La desigualdad en la distribución del ingreso registró un marcado empeoramiento durante el tercer trimestre del año en curso. Las cifras oficiales, difundidas este viernes por el Instituto Nacional de Estadística y Censos (Indec), exponen un retroceso claro en la situación de los sectores más humildes y una mayor concentración de los recursos económicos en los estratos superiores de la sociedad.
El indicador clave que mide la desigualdad, conocido como coeficiente de Gini, experimentó un ascenso preocupante. Tras situarse en 0,424 entre abril y junio, escaló hasta 0,431 en el trimestre siguiente. Este movimiento señala un deterioro en la equidad distributiva y echa por tierra las tímidas mejoras observadas en la comparación interanual. El panorama que se consolida es uno de alta concentración del ingreso, con una estructura que favorece sistemáticamente a los segmentos más ricos de la población.
La radiografía de una fractura social se vislumbra con nitidez al observar los extremos de la escala de ingresos. Según la Encuesta Permanente de Hogares, el diez por ciento más rico de los hogares se quedó con el 32,1 por ciento de la riqueza total generada. En el polo opuesto, el decil más pobre apenas logró capturar un 1,8 por ciento del total. Esta desproporción no solo es abismal, sino que se traduce en una realidad concreta: los ingresos del estrato más acomodado multiplican por trece los de las familias más pobres.

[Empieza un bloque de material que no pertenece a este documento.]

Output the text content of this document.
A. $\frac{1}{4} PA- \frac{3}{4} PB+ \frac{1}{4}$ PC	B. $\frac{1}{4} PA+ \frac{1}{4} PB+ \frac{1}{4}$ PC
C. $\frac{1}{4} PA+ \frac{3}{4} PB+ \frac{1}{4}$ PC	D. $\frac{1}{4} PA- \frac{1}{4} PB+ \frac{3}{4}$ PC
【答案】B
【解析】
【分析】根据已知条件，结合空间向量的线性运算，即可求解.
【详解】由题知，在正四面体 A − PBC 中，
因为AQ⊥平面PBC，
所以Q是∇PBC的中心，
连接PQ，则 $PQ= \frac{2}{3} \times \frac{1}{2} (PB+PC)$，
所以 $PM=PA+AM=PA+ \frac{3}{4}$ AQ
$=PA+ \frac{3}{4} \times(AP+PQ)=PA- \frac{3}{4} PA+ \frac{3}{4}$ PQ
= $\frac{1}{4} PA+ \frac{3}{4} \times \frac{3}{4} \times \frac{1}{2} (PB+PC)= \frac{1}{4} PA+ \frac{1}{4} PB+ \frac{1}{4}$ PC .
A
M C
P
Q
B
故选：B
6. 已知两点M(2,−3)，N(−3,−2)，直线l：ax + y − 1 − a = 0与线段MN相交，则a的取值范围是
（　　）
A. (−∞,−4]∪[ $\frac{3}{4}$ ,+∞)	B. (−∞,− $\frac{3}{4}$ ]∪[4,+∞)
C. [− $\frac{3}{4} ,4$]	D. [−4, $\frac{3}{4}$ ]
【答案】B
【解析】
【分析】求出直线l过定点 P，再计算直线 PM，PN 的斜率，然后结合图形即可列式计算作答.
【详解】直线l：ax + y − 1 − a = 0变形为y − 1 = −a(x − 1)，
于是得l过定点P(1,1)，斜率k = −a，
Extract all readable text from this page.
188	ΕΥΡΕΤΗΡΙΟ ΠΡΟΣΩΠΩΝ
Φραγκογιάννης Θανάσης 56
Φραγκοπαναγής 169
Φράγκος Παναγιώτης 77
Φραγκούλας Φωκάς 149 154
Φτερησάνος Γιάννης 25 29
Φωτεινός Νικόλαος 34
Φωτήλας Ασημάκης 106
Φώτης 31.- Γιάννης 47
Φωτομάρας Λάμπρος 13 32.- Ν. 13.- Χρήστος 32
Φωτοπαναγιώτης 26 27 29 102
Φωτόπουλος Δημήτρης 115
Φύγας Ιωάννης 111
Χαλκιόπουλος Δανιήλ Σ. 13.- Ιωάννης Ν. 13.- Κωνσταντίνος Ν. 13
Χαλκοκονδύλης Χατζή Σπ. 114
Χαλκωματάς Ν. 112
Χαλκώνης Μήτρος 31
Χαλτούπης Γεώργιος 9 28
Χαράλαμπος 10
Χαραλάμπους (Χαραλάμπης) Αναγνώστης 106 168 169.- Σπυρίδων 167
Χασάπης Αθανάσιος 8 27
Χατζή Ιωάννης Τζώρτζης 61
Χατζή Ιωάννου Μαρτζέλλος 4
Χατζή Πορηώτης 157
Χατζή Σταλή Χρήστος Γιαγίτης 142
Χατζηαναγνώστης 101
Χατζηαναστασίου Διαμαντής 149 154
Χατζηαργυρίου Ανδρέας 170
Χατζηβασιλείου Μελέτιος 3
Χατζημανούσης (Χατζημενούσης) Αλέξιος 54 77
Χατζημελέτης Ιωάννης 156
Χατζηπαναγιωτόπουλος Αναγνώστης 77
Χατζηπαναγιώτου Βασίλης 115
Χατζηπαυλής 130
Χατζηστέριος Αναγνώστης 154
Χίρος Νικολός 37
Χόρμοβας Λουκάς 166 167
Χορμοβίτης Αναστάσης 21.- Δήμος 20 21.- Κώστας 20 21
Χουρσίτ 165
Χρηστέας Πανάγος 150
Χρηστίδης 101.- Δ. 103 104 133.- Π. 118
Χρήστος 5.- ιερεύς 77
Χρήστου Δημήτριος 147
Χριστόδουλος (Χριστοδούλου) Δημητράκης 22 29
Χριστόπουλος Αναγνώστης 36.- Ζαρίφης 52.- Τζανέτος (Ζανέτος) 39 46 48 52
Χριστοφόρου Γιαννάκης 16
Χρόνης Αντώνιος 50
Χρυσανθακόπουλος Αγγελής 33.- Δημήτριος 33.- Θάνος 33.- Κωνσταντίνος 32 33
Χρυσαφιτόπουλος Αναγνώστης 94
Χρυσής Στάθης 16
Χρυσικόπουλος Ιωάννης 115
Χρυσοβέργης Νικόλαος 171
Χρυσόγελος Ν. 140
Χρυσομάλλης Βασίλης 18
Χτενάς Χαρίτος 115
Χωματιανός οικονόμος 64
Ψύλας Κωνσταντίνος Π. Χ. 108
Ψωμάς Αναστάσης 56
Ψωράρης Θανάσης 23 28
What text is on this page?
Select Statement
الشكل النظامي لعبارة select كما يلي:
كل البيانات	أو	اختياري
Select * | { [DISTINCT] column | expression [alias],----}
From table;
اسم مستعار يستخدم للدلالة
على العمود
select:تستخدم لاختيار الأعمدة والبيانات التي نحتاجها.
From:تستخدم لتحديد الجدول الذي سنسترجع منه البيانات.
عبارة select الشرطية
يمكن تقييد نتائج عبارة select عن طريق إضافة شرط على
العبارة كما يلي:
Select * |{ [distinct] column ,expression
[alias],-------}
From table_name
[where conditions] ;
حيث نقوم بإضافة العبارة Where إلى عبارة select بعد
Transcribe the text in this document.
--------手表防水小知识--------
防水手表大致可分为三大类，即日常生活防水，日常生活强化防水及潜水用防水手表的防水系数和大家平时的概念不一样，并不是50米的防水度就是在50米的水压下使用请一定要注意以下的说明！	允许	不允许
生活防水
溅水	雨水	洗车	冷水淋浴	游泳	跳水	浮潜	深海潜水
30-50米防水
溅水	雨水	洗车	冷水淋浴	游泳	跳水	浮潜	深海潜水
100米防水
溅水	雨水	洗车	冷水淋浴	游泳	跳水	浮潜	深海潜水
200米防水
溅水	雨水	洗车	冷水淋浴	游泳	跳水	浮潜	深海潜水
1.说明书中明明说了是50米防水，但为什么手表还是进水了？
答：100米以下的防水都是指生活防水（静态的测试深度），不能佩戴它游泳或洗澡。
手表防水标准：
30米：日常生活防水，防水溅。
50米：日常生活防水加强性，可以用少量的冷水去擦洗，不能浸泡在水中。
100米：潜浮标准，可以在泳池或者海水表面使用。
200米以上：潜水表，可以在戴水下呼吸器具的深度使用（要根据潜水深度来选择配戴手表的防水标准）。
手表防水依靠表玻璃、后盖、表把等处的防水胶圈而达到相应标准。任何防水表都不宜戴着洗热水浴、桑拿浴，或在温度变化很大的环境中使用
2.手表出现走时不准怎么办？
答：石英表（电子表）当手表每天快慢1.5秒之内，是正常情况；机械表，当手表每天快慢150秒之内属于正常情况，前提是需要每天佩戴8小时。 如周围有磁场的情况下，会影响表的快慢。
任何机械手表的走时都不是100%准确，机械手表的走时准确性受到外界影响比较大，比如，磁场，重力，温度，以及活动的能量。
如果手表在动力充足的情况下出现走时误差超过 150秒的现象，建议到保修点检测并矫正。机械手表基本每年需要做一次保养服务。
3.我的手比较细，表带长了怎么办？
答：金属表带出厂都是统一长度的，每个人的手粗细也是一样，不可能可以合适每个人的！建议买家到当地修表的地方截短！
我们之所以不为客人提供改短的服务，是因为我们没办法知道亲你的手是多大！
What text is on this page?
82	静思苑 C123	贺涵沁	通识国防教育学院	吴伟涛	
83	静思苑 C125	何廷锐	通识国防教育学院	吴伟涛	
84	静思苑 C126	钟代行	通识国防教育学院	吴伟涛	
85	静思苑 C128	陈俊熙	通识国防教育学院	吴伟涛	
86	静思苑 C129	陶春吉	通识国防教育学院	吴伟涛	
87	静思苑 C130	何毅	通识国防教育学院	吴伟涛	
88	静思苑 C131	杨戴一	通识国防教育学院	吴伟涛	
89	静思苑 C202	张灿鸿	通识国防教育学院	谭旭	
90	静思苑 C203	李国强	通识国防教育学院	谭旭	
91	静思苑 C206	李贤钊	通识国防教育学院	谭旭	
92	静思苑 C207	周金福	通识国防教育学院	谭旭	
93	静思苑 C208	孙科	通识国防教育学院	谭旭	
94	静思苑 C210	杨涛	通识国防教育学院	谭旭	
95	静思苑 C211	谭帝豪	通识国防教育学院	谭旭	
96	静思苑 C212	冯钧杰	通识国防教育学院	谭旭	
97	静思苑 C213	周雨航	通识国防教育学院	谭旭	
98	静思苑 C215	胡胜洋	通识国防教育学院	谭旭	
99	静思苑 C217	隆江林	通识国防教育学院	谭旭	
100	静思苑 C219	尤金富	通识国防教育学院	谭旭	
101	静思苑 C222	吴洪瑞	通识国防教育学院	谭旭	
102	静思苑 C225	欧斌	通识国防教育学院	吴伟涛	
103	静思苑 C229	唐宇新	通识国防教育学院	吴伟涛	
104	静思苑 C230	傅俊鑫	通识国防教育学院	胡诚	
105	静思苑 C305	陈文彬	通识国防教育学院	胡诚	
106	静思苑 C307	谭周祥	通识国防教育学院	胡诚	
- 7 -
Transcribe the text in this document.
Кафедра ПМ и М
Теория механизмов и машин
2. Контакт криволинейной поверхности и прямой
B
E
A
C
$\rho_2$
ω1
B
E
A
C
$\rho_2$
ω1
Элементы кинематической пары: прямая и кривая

Expertos en economía social advierten que estos números confirman la persistencia de un patrón distributivo fuertemente regresivo. La mejora estadística mínima observada respecto al mismo período del año pasado resulta insuficiente para alterar un escenario estructural de inequidad. La distribución del ingreso se muestra, una vez más, extremadamente vulnerable a los vaivenes de la coyuntura económica, haciendo que cualquier avance hacia una sociedad más justa sea frágil y de corto alcance.
La nueva publicación estadística sirve como un recordatorio contundente de los desafíos pendientes en materia social. Mientras la porción más acaudalada consolida su participación en el ingreso nacional, el segmento más desfavorecido continúa luchando por una porción marginal. Los datos dibujan una pirámide social cuya base se ensancha en la precariedad mientras la cúspide afianza su posición, dejando en evidencia una brecha que, lejos de estrecharse, parece profundizarse.